Durov Tak Kaget Ponselnya Diretas Pegasus, Ia Tahu Sejak 2011

JAKARTA – Pendiri Telegram Pavel Durov, yang kontaknya masuk dalam daftar individu yang menjadi target pemerintah klien NSO Group oleh spyware Pegasus, mengatakan bahwa dia mengetahui setidaknya sejak 2018 bahwa salah satu nomor teleponnya termasuk dalam daftar target potensial. 

Pria berusia 36 tahun itu menambahkan bahwa dia tidak khawatir karena sejak 2011, dia sudah terbiasa dengan asumsi bahwa ponselnya diretas. Durov masih tinggal di Rusia, tempat kelahirannya, saat itu.

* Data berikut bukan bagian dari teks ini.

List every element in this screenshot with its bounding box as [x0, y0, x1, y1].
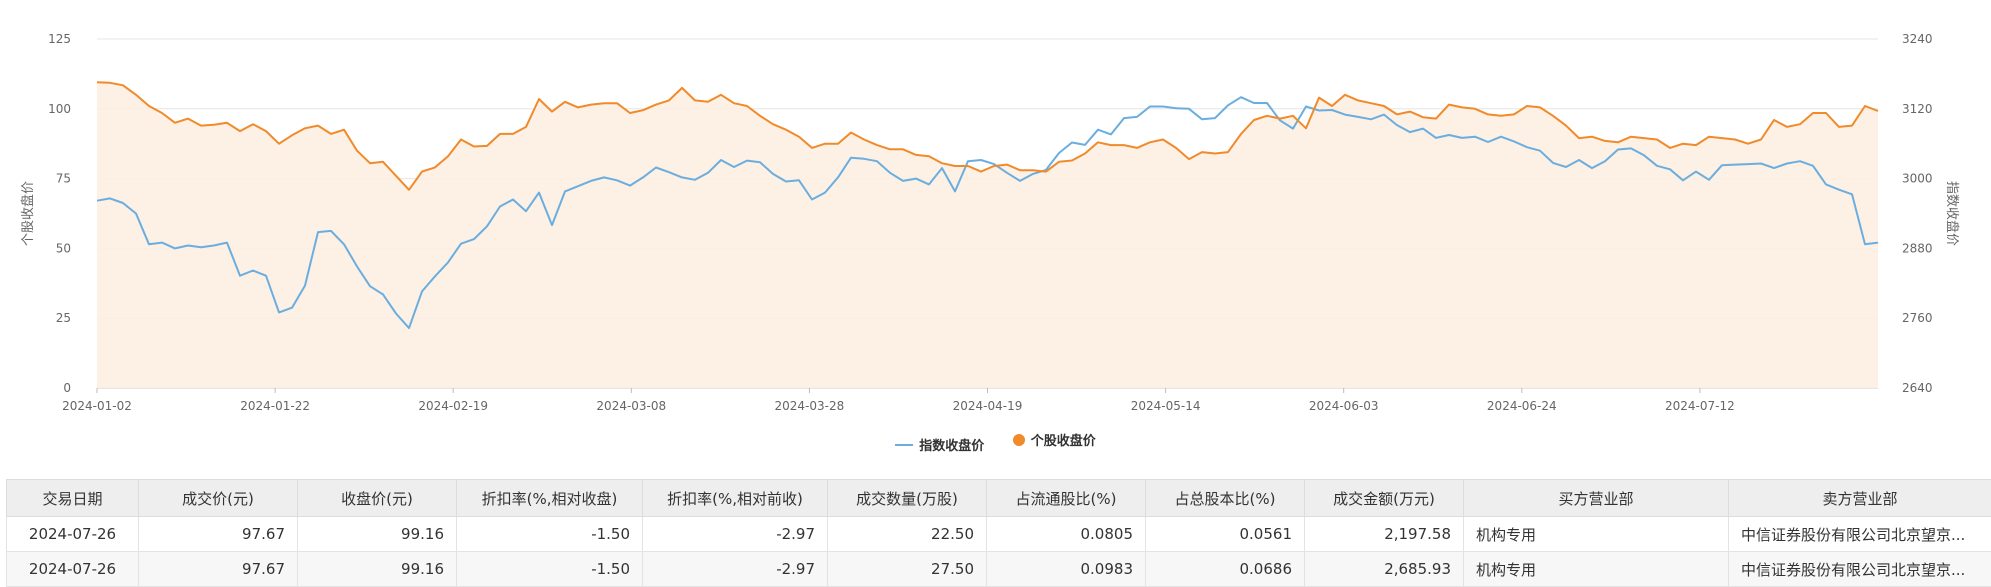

Dalam catatan panjang di saluran Telegramnya, Durov mengatakan bahwa alat pengawasan yang digunakan oleh pemerintah ini dapat meretas ke ponsel iOS atau Android apa pun. Ia menambahkan bahwa tidak ada cara untuk melindungi perangkat ponsel dari spyware itu. "Tidak masalah aplikasi mana yang Anda gunakan, karena sistemnya dilanggar pada tingkat yang lebih dalam," katanya, dalam Durov's Channel di Telegram.

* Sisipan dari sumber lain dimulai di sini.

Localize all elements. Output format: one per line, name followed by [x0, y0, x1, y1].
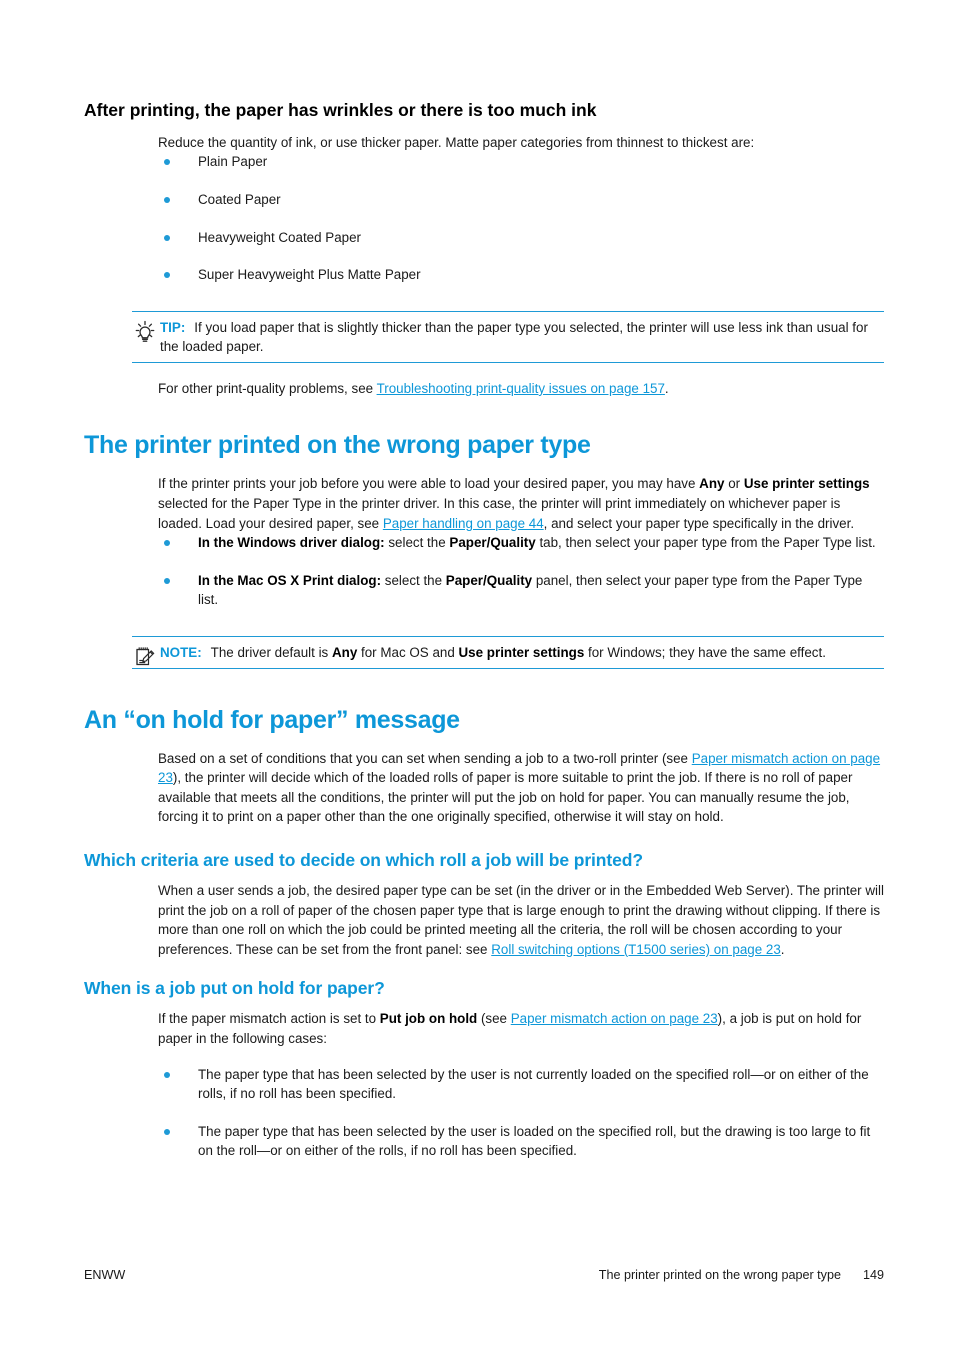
mac-dialog-panel: Paper/Quality	[445, 572, 533, 588]
windows-dialog-label: In the Windows driver dialog:	[198, 535, 385, 551]
s3s1-t2: .	[780, 941, 785, 957]
closing-suffix: .	[664, 380, 669, 396]
list-item: Heavyweight Coated Paper	[158, 228, 884, 248]
s3p1-t2: ), the printer will decide which of the …	[158, 770, 853, 825]
section2-intro-block: If the printer prints your job before yo…	[158, 474, 884, 533]
s3p1-t1: Based on a set of conditions that you ca…	[158, 750, 692, 766]
tip-label: TIP:	[160, 319, 186, 335]
subsection-heading-when-job-on-hold: When is a job put on hold for paper?	[84, 978, 385, 999]
page-footer: ENWW The printer printed on the wrong pa…	[84, 1268, 884, 1282]
note-t1: The driver default is	[210, 645, 332, 661]
s3s2-b1: Put job on hold	[379, 1011, 478, 1027]
lightbulb-icon	[132, 319, 158, 345]
list-item-label: The paper type that has been selected by…	[198, 1066, 869, 1102]
bullet-dot-icon	[164, 1128, 170, 1135]
list-item: Coated Paper	[158, 190, 884, 210]
tip-callout: TIP: If you load paper that is slightly t…	[132, 310, 884, 363]
tip-callout-text: TIP: If you load paper that is slightly t…	[160, 318, 884, 357]
footer-left-label: ENWW	[84, 1268, 126, 1282]
windows-dialog-t2: tab, then select your paper type from th…	[535, 535, 876, 551]
subsection2-paragraph: If the paper mismatch action is set to P…	[158, 1009, 884, 1048]
footer-section-title: The printer printed on the wrong paper t…	[598, 1268, 841, 1282]
s3s2-t2: (see	[477, 1011, 511, 1027]
list-item: In the Mac OS X Print dialog: select the…	[158, 571, 884, 610]
list-item-label: The paper type that has been selected by…	[198, 1123, 871, 1159]
note-callout: NOTE: The driver default is Any for Mac O…	[132, 636, 884, 669]
subsection2-block: If the paper mismatch action is set to P…	[158, 1009, 884, 1048]
footer-page-number: 149	[862, 1268, 884, 1282]
section1-closing-paragraph: For other print-quality problems, see Tr…	[158, 379, 884, 399]
subsection-heading-which-criteria: Which criteria are used to decide on whi…	[84, 850, 643, 870]
list-item: Plain Paper	[158, 152, 884, 172]
windows-dialog-t1: select the	[384, 535, 450, 551]
list-item-label: Super Heavyweight Plus Matte Paper	[198, 267, 421, 283]
bullet-dot-icon	[164, 540, 170, 547]
s2p1-t1: If the printer prints your job before yo…	[158, 476, 700, 492]
bullet-dot-icon	[164, 234, 170, 241]
section1-closing-block: For other print-quality problems, see Tr…	[158, 379, 884, 399]
page-content: After printing, the paper has wrinkles o…	[84, 88, 884, 1167]
bullet-dot-icon	[164, 1071, 170, 1078]
note-b1: Any	[331, 645, 358, 661]
paper-type-list: Plain Paper Coated Paper Heavyweight Coa…	[158, 152, 884, 284]
section3-intro-block: Based on a set of conditions that you ca…	[158, 749, 884, 827]
link-roll-switching-options[interactable]: Roll switching options (T1500 series) on…	[491, 942, 781, 957]
notepad-pencil-icon	[132, 644, 158, 670]
section-heading-wrong-paper-type: The printer printed on the wrong paper t…	[84, 431, 591, 460]
driver-dialog-list: In the Windows driver dialog: select the…	[158, 533, 884, 610]
document-page: After printing, the paper has wrinkles o…	[0, 0, 954, 1350]
windows-dialog-tab: Paper/Quality	[449, 535, 536, 551]
list-item: The paper type that has been selected by…	[158, 1065, 884, 1104]
s2p1-b2: Use printer settings	[743, 476, 870, 492]
section1-intro-paragraph: Reduce the quantity of ink, or use thick…	[158, 134, 755, 150]
tip-body: If you load paper that is slightly thick…	[160, 319, 868, 355]
bullet-dot-icon	[164, 577, 170, 584]
bullet-dot-icon	[164, 159, 170, 166]
note-callout-text: NOTE: The driver default is Any for Mac O…	[160, 643, 884, 663]
link-troubleshooting-print-quality[interactable]: Troubleshooting print-quality issues on …	[377, 381, 665, 396]
note-label: NOTE:	[160, 645, 202, 661]
note-t3: for Windows; they have the same effect.	[584, 645, 826, 661]
section-heading-on-hold-for-paper: An “on hold for paper” message	[84, 705, 460, 734]
section2-paragraph-1: If the printer prints your job before yo…	[158, 474, 884, 533]
list-item: The paper type that has been selected by…	[158, 1122, 884, 1161]
mac-dialog-label: In the Mac OS X Print dialog:	[198, 572, 382, 588]
list-item: In the Windows driver dialog: select the…	[158, 533, 884, 553]
list-item: Super Heavyweight Plus Matte Paper	[158, 265, 884, 285]
list-item-label: Heavyweight Coated Paper	[198, 229, 362, 245]
closing-prefix: For other print-quality problems, see	[158, 380, 377, 396]
link-paper-mismatch-action-2[interactable]: Paper mismatch action on page 23	[511, 1011, 718, 1026]
mac-dialog-t1: select the	[381, 572, 446, 588]
s2p1-t2: or	[724, 476, 744, 492]
subsection1-block: When a user sends a job, the desired pap…	[158, 881, 884, 959]
section1-intro-block: Reduce the quantity of ink, or use thick…	[158, 133, 884, 153]
footer-right: The printer printed on the wrong paper t…	[599, 1268, 884, 1282]
list-item-label: Coated Paper	[198, 191, 281, 207]
subsection1-paragraph: When a user sends a job, the desired pap…	[158, 881, 884, 959]
section-heading-wrinkles: After printing, the paper has wrinkles o…	[84, 99, 597, 120]
bullet-dot-icon	[164, 196, 170, 203]
bullet-dot-icon	[164, 272, 170, 279]
note-t2: for Mac OS and	[357, 645, 459, 661]
s3s2-t1: If the paper mismatch action is set to	[158, 1011, 380, 1027]
note-b2: Use printer settings	[458, 645, 585, 661]
section3-paragraph-1: Based on a set of conditions that you ca…	[158, 749, 884, 827]
list-item-label: Plain Paper	[198, 154, 268, 170]
link-paper-handling[interactable]: Paper handling on page 44	[383, 516, 544, 531]
s2p1-t4: , and select your paper type specificall…	[543, 515, 855, 531]
s2p1-b1: Any	[699, 476, 725, 492]
hold-cases-list: The paper type that has been selected by…	[158, 1065, 884, 1161]
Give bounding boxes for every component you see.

Menarik perhatian pada pengungkapan Edward Snowden 2013, mantan subkontraktor CIA yang membocorkan informasi rahasia dari Badan Keamanan Nasional (NSA), baik Google maupun Apple adalah bagian dari program pengawasan global. 

Durov menambahkan bahwa partisipasi mereka berarti bahwa raksasa teknologi ini harus menerapkan pintu belakang ke dalam sistem operasi seluler mereka. Pintu belakang ini, katanya, memungkinkan agen AS untuk mendapatkan akses ke ponsel cerdas Anda dan dengan demikian informasi di dalamnya.

Kekhawatiran utama lainnya dengan pintu belakang seperti itu, kata Durov, adalah bahwa mereka dapat dieksploitasi oleh sembarang orang, karena mereka tidak pernah eksklusif untuk pihak mana pun. "Jadi, jika badan keamanan AS dapat meretas ponsel iOS atau Android, organisasi lain mana pun yang mengungkap pintu belakang ini dapat melakukan hal yang sama," katanya.

Inilah yang telah dilakukan Grup NSO asal Israel, menjual akses ke alat mata-mata yang memungkinkan pihak ketiga meretas puluhan ribu ponsel, kata pendiri Telegram.

Sementara dia menggarisbawahi bahwa siapa pun yang meretas teleponnya akan "sangat kecewa", Durov mengklaim bahwa alat pengawasan ini juga digunakan untuk melawan orang yang jauh lebih menonjol daripada dia. 

Dia kemudian menjelaskan fakta bahwa alat itu dikerahkan untuk memata-matai 14 kepala negara. "Keberadaan pintu belakang dalam infrastruktur dan perangkat lunak penting menciptakan tantangan besar bagi umat manusia," kata Durov, seraya menambahkan itu sebabnya dia mendesak pemerintah untuk bertindak melawan duopoli Apple-Google di pasar ponsel cerdas dan  memaksa mereka untuk membuka ekosistem tertutup mereka dan memungkinkan lebih banyak kompetisi.

Durov mengatakan bahwa meskipun monopoli pasar saat ini menyebabkan peningkatan biaya dan pelanggaran privasi dan kebebasan berbicara miliaran orang, pejabat pemerintah sangat lambat untuk bertindak. “Saya berharap kabar bahwa mereka sendiri telah menjadi sasaran alat pengawasan ini akan mendorong para politisi untuk berubah pikiran,” pungkasnya.